Back to the important story about poor-people welfare abuse: Reviews of Temporary Assistance to Needy Families payments in Maine and Tennessee revealed transactions at Strip Clubs and Disney World. And so it was that Watchdog.org’s Virginia bureau requested information under the Virginia Freedom of Information Act for records related to welfare recipient spending in the Commonwealth.
The response was that Virginia does not collect such information. Then it gets worse: there aren’t any penalties on the books to enforce restricted uses of welfare monies.
These prohibitions took effect July 1 of last year thanks to a bill patroned by Harrisonburg Republican Del.
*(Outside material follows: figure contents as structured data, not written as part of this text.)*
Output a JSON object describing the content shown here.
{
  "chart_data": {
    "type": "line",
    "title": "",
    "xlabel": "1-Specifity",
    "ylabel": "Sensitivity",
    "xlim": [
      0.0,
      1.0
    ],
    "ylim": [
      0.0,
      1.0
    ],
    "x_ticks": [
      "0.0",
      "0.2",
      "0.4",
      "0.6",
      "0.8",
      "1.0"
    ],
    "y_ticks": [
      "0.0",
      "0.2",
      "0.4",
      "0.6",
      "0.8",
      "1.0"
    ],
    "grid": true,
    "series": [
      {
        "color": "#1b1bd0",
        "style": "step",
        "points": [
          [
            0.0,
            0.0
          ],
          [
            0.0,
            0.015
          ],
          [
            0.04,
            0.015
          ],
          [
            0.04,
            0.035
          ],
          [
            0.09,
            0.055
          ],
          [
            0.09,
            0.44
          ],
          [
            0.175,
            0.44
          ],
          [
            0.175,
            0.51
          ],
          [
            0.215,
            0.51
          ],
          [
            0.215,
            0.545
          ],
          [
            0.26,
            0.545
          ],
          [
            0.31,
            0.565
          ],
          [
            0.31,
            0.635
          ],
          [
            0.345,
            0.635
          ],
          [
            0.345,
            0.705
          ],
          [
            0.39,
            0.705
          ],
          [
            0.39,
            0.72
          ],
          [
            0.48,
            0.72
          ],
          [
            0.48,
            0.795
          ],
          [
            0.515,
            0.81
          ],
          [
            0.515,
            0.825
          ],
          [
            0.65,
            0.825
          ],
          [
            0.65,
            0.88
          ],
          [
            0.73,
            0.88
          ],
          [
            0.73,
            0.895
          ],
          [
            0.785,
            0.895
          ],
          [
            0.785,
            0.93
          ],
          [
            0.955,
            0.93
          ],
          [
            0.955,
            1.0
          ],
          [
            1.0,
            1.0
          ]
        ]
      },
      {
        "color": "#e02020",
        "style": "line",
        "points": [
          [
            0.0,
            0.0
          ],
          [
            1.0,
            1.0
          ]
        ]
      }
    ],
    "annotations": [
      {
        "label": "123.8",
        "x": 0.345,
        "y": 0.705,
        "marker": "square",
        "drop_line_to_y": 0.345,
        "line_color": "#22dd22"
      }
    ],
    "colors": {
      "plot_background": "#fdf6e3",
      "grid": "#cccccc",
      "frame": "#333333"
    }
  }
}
Tony Wilt.
So folks on poor-people welfare can go to strip clubs, casinos, ABC stores, wherever, and use the paltry sums that they get monthly through TANF to fund their good times.
As to whether the rest of us should be spending money at strip clubs, casinos, ABC stores, wherever, well, it is a free country, and we’d hate to stifle anyone’s opportunity to make money selling lap dances, rolls of the dice, liquor and the like.
That’s not what we’re supposed to be mad about. We’re supposed to be mad about how we give poor people public money, and how some of them squander it. Don’t pay attention to how we give rich people a lot more public money, through tax breaks, business development grants, sweetheart land deals and the like, and they squander it, but that’s OK, because they earned it, sorta, kinda.